O empresário Pablo Marçal - Reprodução/@pablomarcal1
O empresário Pablo Marçal Imagem: Reprodução/@pablomarcal1

Colaboração para o TAB, de Valinhos (SP)

26/06/2023 11h35

Desafios extremos, como os que levaram à morte o colaborador Bruno Teixeira, de 26 anos, fazem parte dos cursos e da cultura das empresas ligadas a Pablo Marçal.

É o que afirmam quatro pessoas que trabalharam diretamente com o influencer, em conversa com a reportagem do TAB. Quase todas têm entre 30 e 40 anos e falaram sob condição de anonimato.

"A morte do Bruno mexeu muito comigo", diz Vanessa*, uma ex-colaboradora. "É um lugar que realmente te leva para além do limite. Eles são completamente sem noção."

"Ele inventa as coisas e aí vira a loucura da vez", diz José*, também ex-colaborador.

Nos últimos anos, além da escalada do Pico dos Marins (SP) e as maratonas improvisadas, ele levou seus seguidores e colaboradores a corridas de kart, saltos de pára-quedas, dietas de emagrecimento rápido e até à obsessão por política, quando quis ser presidente e levou seguidores a se filiar a seu partido.

Esses "desafios" não envolvem apenas seguidores, mas também sócios e colaboradores. Uma das razões é que um dos critérios para trabalhar lá é passar pelas mentorias que tornaram Marçal uma espécie de "guru de seita". Ou seja: os parceiros são quase todos seguidores.

Um desses cursos é "O Pior Ano da Sua Vida", que leva os seguidores a vivenciarem situações extremas, de banho gelado a escalada na montanha, para aprender a tomar decisões difíceis e prosperar.

O envolvimento de colaboradores, segundo os entrevistados, tem vários propósitos. Eles acabam servindo de mão de obra de apoio em incursões fora do expediente e também como propaganda ("se eles conseguem, todos conseguem", diz uma fonte). Eles são testados também a mostrar fidelidade ao líder. A família de Bruno, por exemplo, conta que o sonho do rapaz era fazer-se notar por Marçal, o que o levou a aceitar todo tipo de desafio lançado dentro e fora da Plataforma Internacional, onde ficam as sedes das empresas.

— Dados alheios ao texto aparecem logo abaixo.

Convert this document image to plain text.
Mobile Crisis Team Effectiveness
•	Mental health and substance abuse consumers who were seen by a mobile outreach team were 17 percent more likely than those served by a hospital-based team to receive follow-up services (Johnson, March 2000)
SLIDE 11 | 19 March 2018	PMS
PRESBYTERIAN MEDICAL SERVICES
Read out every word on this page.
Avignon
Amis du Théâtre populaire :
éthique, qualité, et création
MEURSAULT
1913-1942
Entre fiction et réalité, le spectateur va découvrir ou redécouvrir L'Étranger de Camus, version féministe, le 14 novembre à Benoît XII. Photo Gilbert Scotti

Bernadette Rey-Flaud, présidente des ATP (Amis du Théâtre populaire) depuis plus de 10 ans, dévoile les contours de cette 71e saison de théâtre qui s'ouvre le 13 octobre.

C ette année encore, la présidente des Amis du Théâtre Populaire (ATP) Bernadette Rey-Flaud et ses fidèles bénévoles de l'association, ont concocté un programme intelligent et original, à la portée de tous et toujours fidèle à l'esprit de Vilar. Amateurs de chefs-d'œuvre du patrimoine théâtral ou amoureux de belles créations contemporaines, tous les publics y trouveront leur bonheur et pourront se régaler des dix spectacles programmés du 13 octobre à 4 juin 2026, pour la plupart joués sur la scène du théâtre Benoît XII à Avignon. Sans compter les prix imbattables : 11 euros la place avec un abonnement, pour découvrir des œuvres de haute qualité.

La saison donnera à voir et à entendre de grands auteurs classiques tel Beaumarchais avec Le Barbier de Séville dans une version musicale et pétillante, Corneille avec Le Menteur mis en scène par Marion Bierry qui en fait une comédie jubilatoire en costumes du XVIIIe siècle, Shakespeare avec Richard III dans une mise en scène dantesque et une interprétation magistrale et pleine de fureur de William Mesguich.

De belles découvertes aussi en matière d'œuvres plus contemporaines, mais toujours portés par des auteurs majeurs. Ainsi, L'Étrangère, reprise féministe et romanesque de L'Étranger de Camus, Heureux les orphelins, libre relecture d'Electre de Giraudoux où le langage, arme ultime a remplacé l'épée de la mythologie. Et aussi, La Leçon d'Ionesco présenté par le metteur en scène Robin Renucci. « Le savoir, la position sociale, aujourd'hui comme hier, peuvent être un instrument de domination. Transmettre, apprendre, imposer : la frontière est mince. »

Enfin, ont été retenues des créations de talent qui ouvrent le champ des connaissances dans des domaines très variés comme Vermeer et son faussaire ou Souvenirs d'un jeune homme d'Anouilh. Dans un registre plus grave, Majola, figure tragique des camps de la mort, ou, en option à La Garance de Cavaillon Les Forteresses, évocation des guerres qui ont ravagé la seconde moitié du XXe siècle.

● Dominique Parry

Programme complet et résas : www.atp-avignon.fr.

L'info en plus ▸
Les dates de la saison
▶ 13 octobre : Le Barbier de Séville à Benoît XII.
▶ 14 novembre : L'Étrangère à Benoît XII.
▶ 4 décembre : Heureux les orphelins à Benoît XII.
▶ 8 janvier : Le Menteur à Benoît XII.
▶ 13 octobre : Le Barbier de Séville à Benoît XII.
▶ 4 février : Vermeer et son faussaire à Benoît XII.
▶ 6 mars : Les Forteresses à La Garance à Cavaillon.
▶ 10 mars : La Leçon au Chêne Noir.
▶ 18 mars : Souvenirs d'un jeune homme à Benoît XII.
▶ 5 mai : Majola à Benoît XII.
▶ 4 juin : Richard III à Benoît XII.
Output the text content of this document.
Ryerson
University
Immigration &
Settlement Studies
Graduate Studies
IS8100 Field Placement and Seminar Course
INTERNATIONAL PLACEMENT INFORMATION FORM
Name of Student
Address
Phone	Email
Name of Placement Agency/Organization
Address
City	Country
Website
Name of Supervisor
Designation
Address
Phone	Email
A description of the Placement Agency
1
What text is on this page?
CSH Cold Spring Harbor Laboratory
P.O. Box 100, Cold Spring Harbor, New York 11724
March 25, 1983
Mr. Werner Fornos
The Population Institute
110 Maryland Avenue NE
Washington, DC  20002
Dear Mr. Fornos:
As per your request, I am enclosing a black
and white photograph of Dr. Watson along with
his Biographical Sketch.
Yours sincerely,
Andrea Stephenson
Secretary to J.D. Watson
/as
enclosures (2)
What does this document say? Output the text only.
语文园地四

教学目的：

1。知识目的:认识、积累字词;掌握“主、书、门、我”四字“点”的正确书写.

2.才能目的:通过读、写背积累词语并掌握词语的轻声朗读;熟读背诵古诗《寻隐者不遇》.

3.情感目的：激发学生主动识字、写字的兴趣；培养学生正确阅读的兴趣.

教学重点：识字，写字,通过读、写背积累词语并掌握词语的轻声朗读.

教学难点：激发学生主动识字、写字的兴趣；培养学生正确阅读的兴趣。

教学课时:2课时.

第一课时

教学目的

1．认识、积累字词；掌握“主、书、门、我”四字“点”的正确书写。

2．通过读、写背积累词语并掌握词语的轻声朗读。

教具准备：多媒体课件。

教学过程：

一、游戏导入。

Segundo José, Marçal demonstra necessidade de andar em grupo para se sentir um líder. "Ele nunca consegue se inserir em outro grupo. Às vezes tenta, mas logo percebe que as pessoas não estão interessadas nele, apenas nos números de seguidores que ele tem. Já a seita o coloca em um lugar de destaque sempre. Acompanhar os desafios dele é como um teste de fidelidade. E, na cabeça deles, esses desafios aproximam as pessoas de Deus."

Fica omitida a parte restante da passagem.